Question seems to be missing. Found it on google:
a) How long is the ski jumper airborne?
b) Where does the ski jumper land on the incline?
a) 4.15 s
We start by noticing that:
- The horizontal motion of the skier is a uniform motion, with constant velocity
[tex]v_x = 28 m/s[/tex]
and the distance covered along the horizontal direction in a time t is
[tex]d_x = v_x t[/tex]
- The vertical motion of the skier is a uniformly accelerated motion, with initial velocity [tex]u_y = 0[/tex] and constant acceleration [tex]g=9.8 m/s^2[/tex] (where we take the downward direction as positive direction).

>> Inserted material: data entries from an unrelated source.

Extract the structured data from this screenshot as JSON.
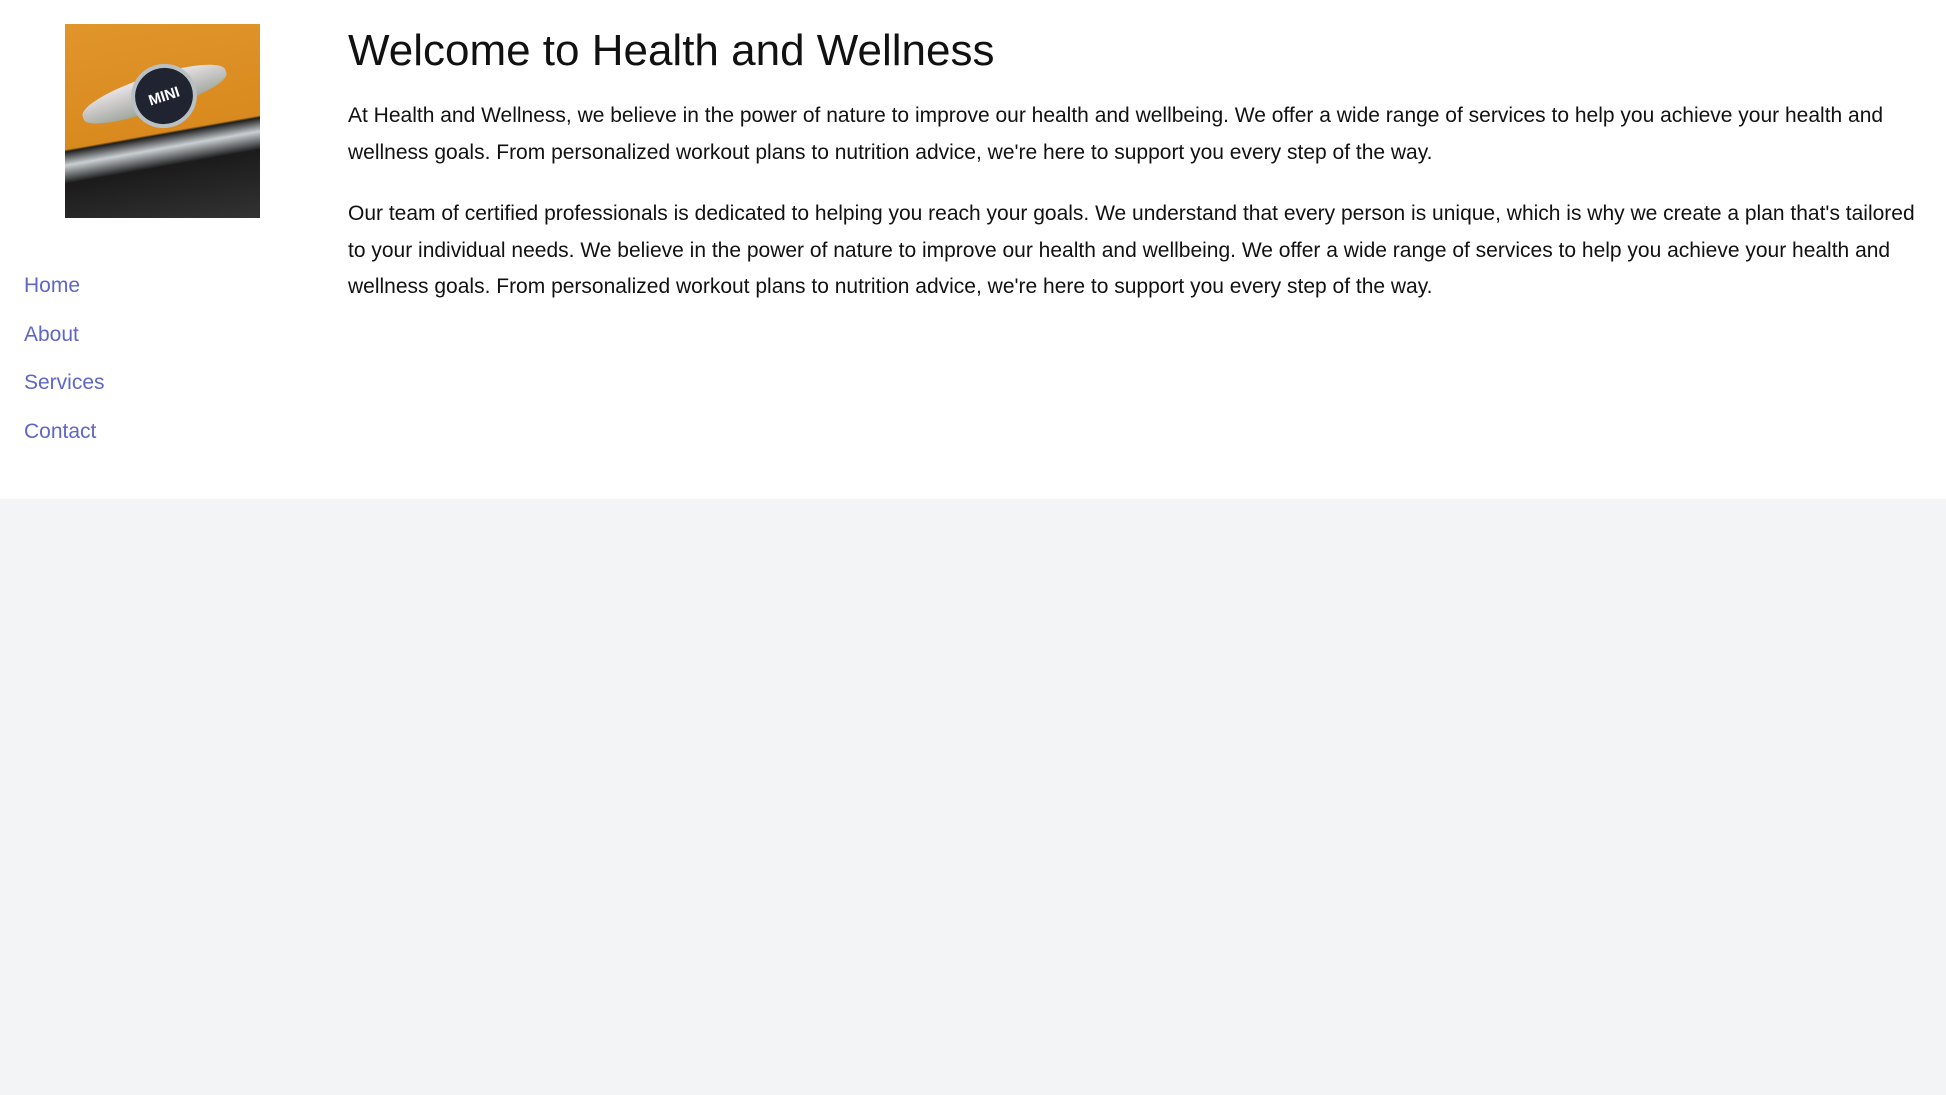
{
  "sidebar": {
    "logo_alt": "MINI car badge",
    "logo_badge_text": "MINI",
    "nav": [
      {
        "label": "Home"
      },
      {
        "label": "About"
      },
      {
        "label": "Services"
      },
      {
        "label": "Contact"
      }
    ]
  },
  "main": {
    "title": "Welcome to Health and Wellness",
    "paragraphs": [
      "At Health and Wellness, we believe in the power of nature to improve our health and wellbeing. We offer a wide range of services to help you achieve your health and wellness goals. From personalized workout plans to nutrition advice, we're here to support you every step of the way.",
      "Our team of certified professionals is dedicated to helping you reach your goals. We understand that every person is unique, which is why we create a plan that's tailored to your individual needs. We believe in the power of nature to improve our health and wellbeing. We offer a wide range of services to help you achieve your health and wellness goals. From personalized workout plans to nutrition advice, we're here to support you every step of the way."
    ]
  },
  "colors": {
    "link": "#5f67c4",
    "page_background": "#f3f4f6",
    "panel_background": "#ffffff"
  }
}
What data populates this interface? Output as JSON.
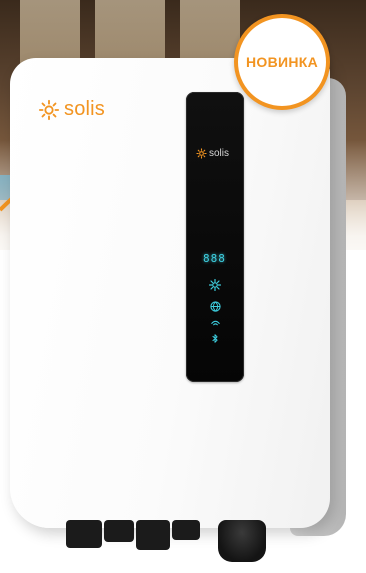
{
  "product": {
    "brand_logo_text": "solis",
    "panel_logo_text": "solis",
    "display_digits": "888",
    "badge_text": "НОВИНКА",
    "colors": {
      "brand_orange": "#f29421",
      "display_cyan": "#3ecfe0",
      "panel_black": "#0a0a0a"
    },
    "panel_icons": [
      "sun-icon",
      "grid-icon",
      "wifi-icon",
      "bluetooth-icon"
    ]
  }
}
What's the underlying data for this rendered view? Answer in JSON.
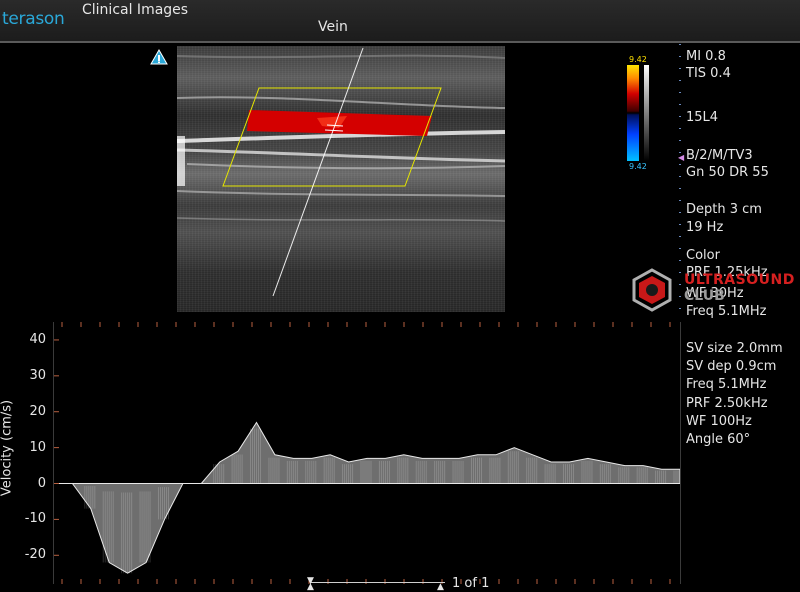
{
  "header": {
    "logo": "terason",
    "app_title": "Clinical Images",
    "study_title": "Vein"
  },
  "color_scale": {
    "top": "9.42",
    "bottom": "9.42"
  },
  "params_top": [
    "MI  0.8",
    "TIS 0.4",
    "15L4",
    "B/2/M/TV3",
    "Gn 50   DR 55",
    "Depth 3 cm",
    "19 Hz",
    "Color",
    "PRF 1.25kHz",
    "WF 30Hz",
    "Freq 5.1MHz"
  ],
  "params_doppler": [
    "SV size 2.0mm",
    "SV dep 0.9cm",
    "Freq 5.1MHz",
    "PRF 2.50kHz",
    "WF 100Hz",
    "Angle 60°"
  ],
  "watermark": {
    "line1": "ULTRASOUND",
    "line2": "CLUB"
  },
  "doppler": {
    "y_axis_label": "Velocity (cm/s)",
    "y_ticks": [
      "40",
      "30",
      "20",
      "10",
      "0",
      "-10",
      "-20"
    ]
  },
  "pager": {
    "text": "1 of 1"
  },
  "colors": {
    "accent": "#2aa8d8",
    "flow": "#d40000",
    "roi": "#e6e600"
  },
  "chart_data": {
    "type": "area",
    "title": "",
    "xlabel": "",
    "ylabel": "Velocity (cm/s)",
    "ylim": [
      -28,
      45
    ],
    "yticks": [
      40,
      30,
      20,
      10,
      0,
      -10,
      -20
    ],
    "grid": false,
    "series": [
      {
        "values": [
          0,
          0,
          -7,
          -22,
          -25,
          -22,
          -10,
          0,
          0,
          6,
          9,
          17,
          8,
          7,
          7,
          8,
          6,
          7,
          7,
          8,
          7,
          7,
          7,
          8,
          8,
          10,
          8,
          6,
          6,
          7,
          6,
          5,
          5,
          4,
          4
        ]
      }
    ]
  }
}
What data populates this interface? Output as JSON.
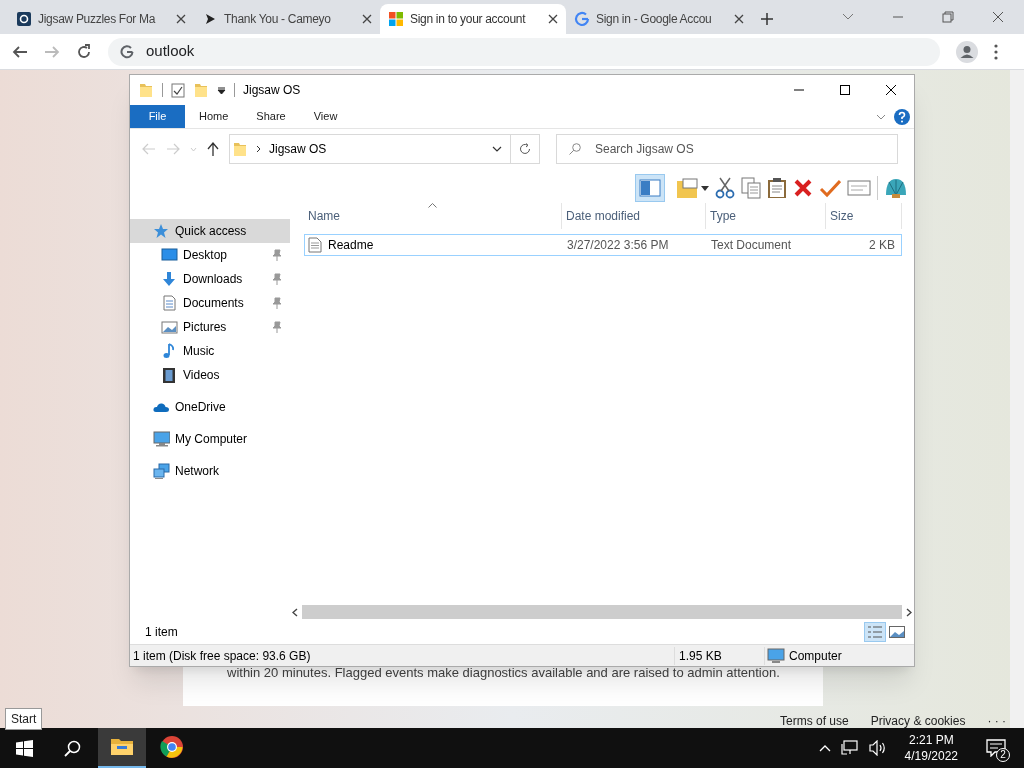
{
  "browser": {
    "tabs": [
      {
        "title": "Jigsaw Puzzles For Ma",
        "selected": false
      },
      {
        "title": "Thank You - Cameyo",
        "selected": false
      },
      {
        "title": "Sign in to your account",
        "selected": true
      },
      {
        "title": "Sign in - Google Accou",
        "selected": false
      }
    ],
    "address": "outlook"
  },
  "web_page": {
    "text": "within 20 minutes. Flagged events make diagnostics available and are raised to admin attention.",
    "footer_links": [
      "Terms of use",
      "Privacy & cookies",
      "· · ·"
    ]
  },
  "explorer": {
    "title": "Jigsaw OS",
    "ribbon_tabs": [
      {
        "label": "File",
        "kind": "file"
      },
      {
        "label": "Home",
        "kind": "tab"
      },
      {
        "label": "Share",
        "kind": "tab"
      },
      {
        "label": "View",
        "kind": "tab"
      }
    ],
    "path": "Jigsaw OS",
    "search": {
      "placeholder": "Search Jigsaw OS"
    },
    "nav": [
      {
        "label": "Quick access",
        "selected": true,
        "children": [
          {
            "label": "Desktop",
            "pinned": true,
            "selected": false
          },
          {
            "label": "Downloads",
            "pinned": true,
            "selected": false
          },
          {
            "label": "Documents",
            "pinned": true,
            "selected": false
          },
          {
            "label": "Pictures",
            "pinned": true,
            "selected": false
          },
          {
            "label": "Music",
            "pinned": false,
            "selected": false
          },
          {
            "label": "Videos",
            "pinned": false,
            "selected": false
          }
        ]
      },
      {
        "label": "OneDrive",
        "selected": false
      },
      {
        "label": "My Computer",
        "selected": false
      },
      {
        "label": "Network",
        "selected": false
      }
    ],
    "columns": [
      "Name",
      "Date modified",
      "Type",
      "Size"
    ],
    "rows": [
      {
        "name": "Readme",
        "date_modified": "3/27/2022 3:56 PM",
        "type": "Text Document",
        "size": "2 KB",
        "selected": false
      }
    ],
    "item_count": "1 item",
    "status_bar": {
      "summary": "1 item (Disk free space: 93.6 GB)",
      "size": "1.95 KB",
      "location": "Computer"
    }
  },
  "tooltip": "Start",
  "taskbar": {
    "apps": [
      {
        "active": true
      },
      {
        "active": false
      }
    ],
    "time": "2:21 PM",
    "date": "4/19/2022",
    "notifications": "2"
  }
}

Therefore, the vertical distance covered in a time t is
[tex]d_y = \frac{1}{2}gt^2[/tex]
The time t at which the skier lands is the time at which the skier reaches the incline, whose slope is
[tex]\theta = 36^{\circ}[/tex] below the horizontal
This happens when:
[tex]tan \theta = \frac{d_y}{d_x}[/tex]
Substituting and solving for t, we find:
[tex]tan \theta = \frac{\frac{1}{2}gt^2}{v_x t}= \frac{gt}{2v_x}\\t = \frac{2v_x}{g}tan \theta = \frac{2(28)}{9.8} tan 36^{\circ} =4.15 s[/tex]
b) 143.6 m
Here we want to find the distance covered along the slope of the incline, so we need to find the horizontal and vertical components of the displacement first:
[tex]d_x = v_x t = (28)(4.15)=116.2 m[/tex]
[tex]d_y = \frac{1}{2}gt^2 = \frac{1}{2}(9.8)(4.15)^2=84.4 m[/tex]
The distance covered along the slope is just the magnitude of the resultant displacement, so we can use Pythagorean's theorem:
[tex]d=\sqrt{d_x^2+d_y^2}=\sqrt{(116.2)^+(84.4)^2}=143.6 m[/tex]